Perhaps Joseph was not the father. Many believe that Jesus was born of an immaculate conception. His father therefore was God. But if this is true, then he cannot have descended in a patrilineal line traced from David. Interestingly, the notion of a virgin birth is suggested in only two of the four gospels. Surprisingly, the same two that say he is descended from David. Not always easy to say who the dad is, is it? Is it this doubt that limits our praise for fathers?

What of Father's Day? The celebration of Father's Day has a much shorter history than Mother's Day having been first celebrated in West Virginia in 1908 and independently in Washington state in 1910. It is interesting that it was established in both instances by women. Thank you.

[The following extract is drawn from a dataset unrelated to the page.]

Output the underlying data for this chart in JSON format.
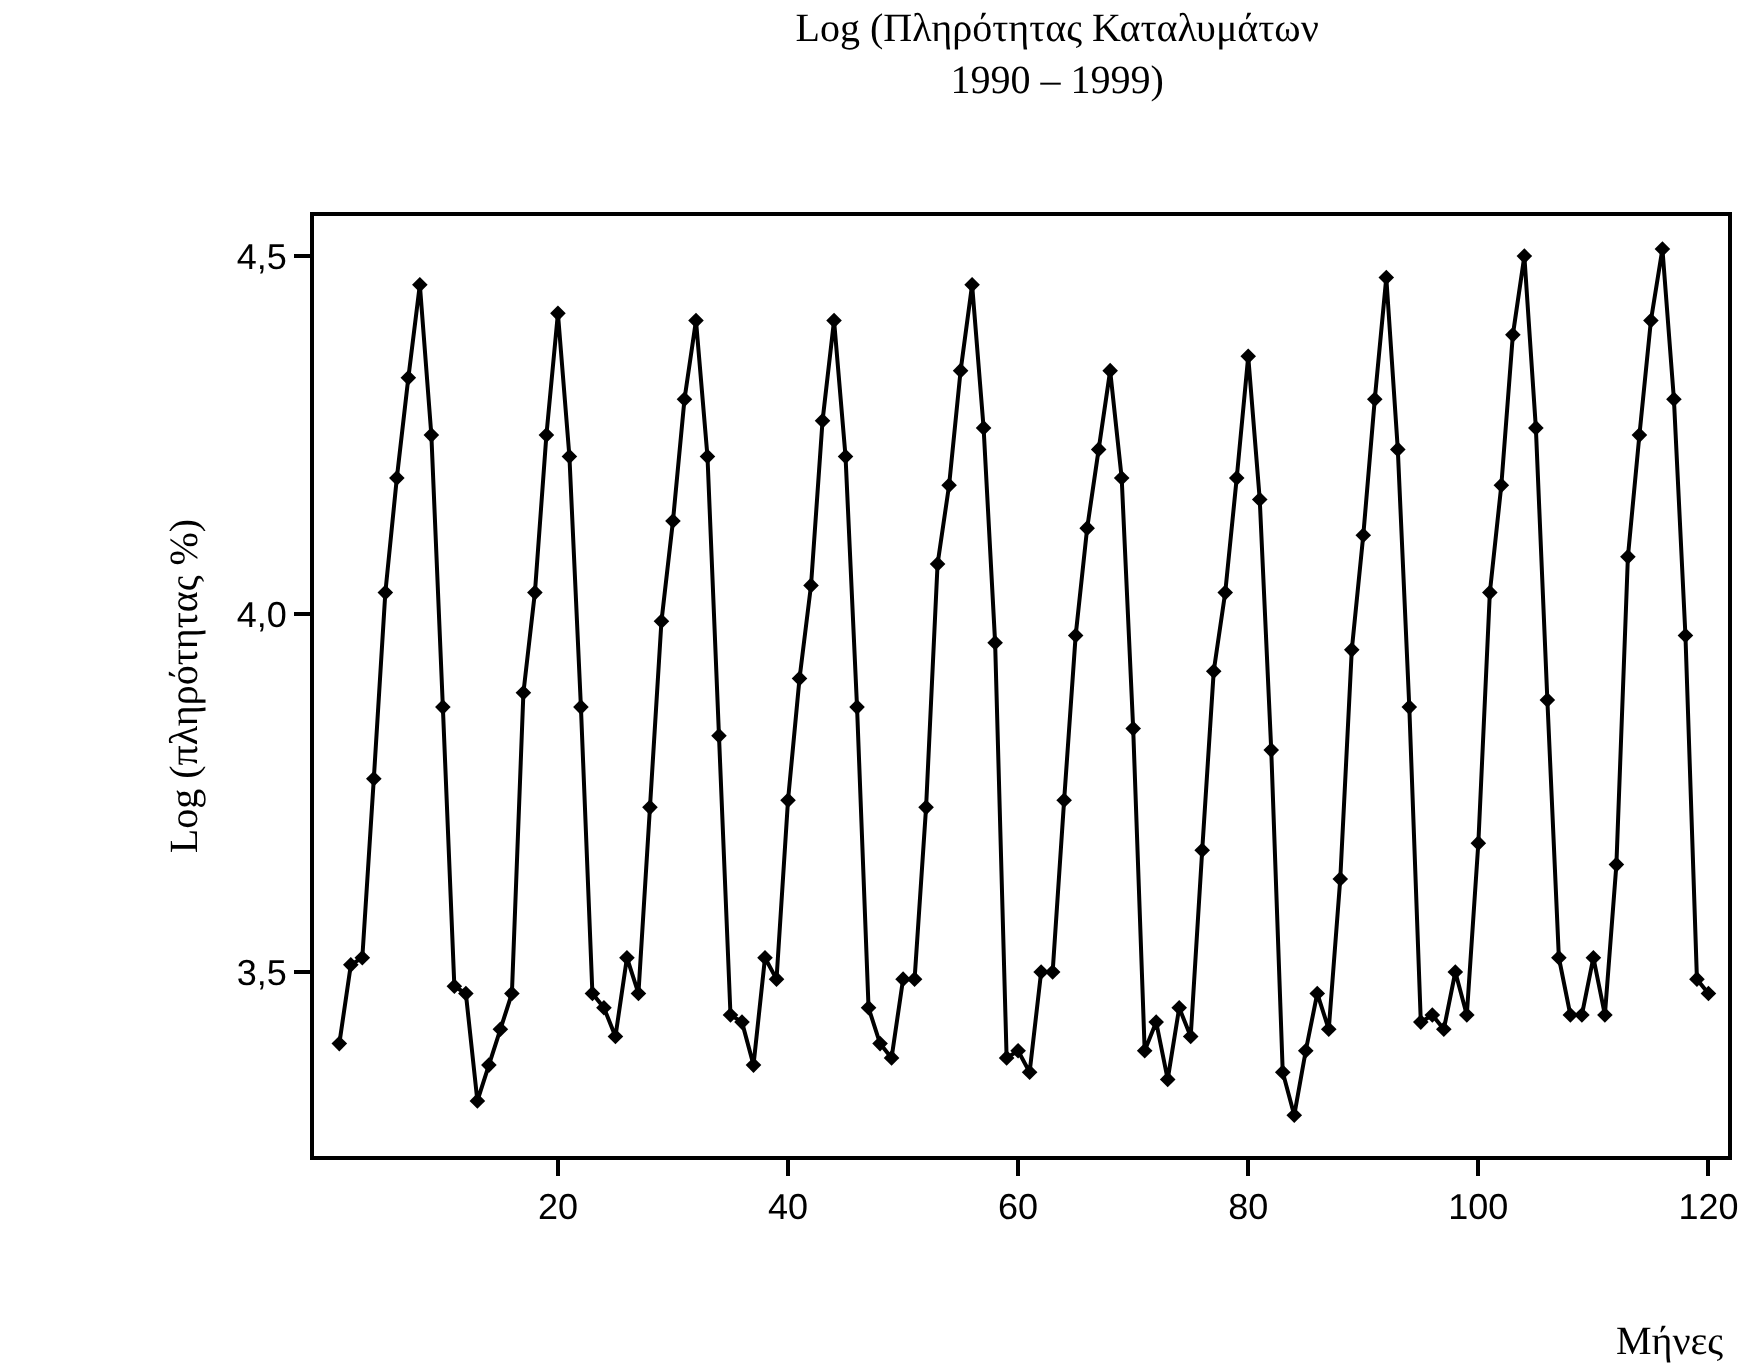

In addition to having a short history, it has from the outset been satirized and considered laughable. For instance, one suggestion for a flower to commemorate Father's Day was the dandelion. The reason? Because 'the more it is trampled, the more it grows.'

As if the celebration of Father's Day was not already tenuous enough, 100 years after it was first celebrated, some were actively trying to eliminate it. In June 2008, several councils in Scotland banned thousands of primary school children from making Father's Day cards "for fear of embarrassing classmates who live with single mothers and lesbians." The initiative was adopted "in the interests of sensitivity" to the growing number of single parent homes.

Single parent homes or not, there must have been an 'other parent'. By the by, I say 'other parent', but I mean father. The term 'single parent home' was a euphemism for single-mother homes. The policy did not extend to prohibiting the making of gifts and cards for Mother's Day.

The real problem is that the growing number of single mother homes should be encouraged to not acknowledge the father. What? The homes where a mother wishes the children to not acknowledge the father are perhaps those where it is most important to do so.

In fairness, it must be acknowledged that men themselves are not generally strong supporters of Father's Day. Many seem to be affronted by the celebration of Father's Day or treat it as something of a joke. My Father refuses to be acknowledged on Father's Day. As a father myself, I can perhaps guess at the reasons why.

At one level, I hate the over-commercialisation of so many holidays and special events. Christmas, Easter, St Valentine's Day, Mother's Day, Halloween are all holy days that have lost much of their connection to their original religious roots. Cards that wish people a 'Happy Easter' are roughly equivalent to giving funeral-goers 'Happy Funeral' cards! Father's Day does not have any holy origins. To give it formal recognition can therefore be seen to profane the sanctity of Mother's Day with its origin in many religious calendars.

However, just because it is not holy does not mean that it is not important. Even if religion were to disappear entirely, I would think it appropriate to honour my mother and my father. Indeed, there is no reason why mothers or fathers should be acknowledged on only one day in the year. Putting it on the calendar is a useful reminder – just in case I forgot at other times.

Perhaps the reluctance of men is around the display of sentimentality and affection. While gift-giving may not be a man's strong point, gift-receiving is possibly his nadir.

Maybe the real problem is the nature of the 'gift'. I am not comfortable receiving gifts. Rather, I would like to see any acknowledgment customised to the person – or more specifically, to the man. I may not like gifts, but I love to get a hand-written note, a small token, even some spoken words. "Thanks Dad for all you have given me."

Men and women are not equal, but they deserve equal billing. Mother's Day and Father's Day are not equal, but they are complements. Both a mother and a father are needed to have a child. Just as the father's contributions to supporting and raising children are different from the mother's, so the preferences of each for acknowledgment might differ too. Different, but equal.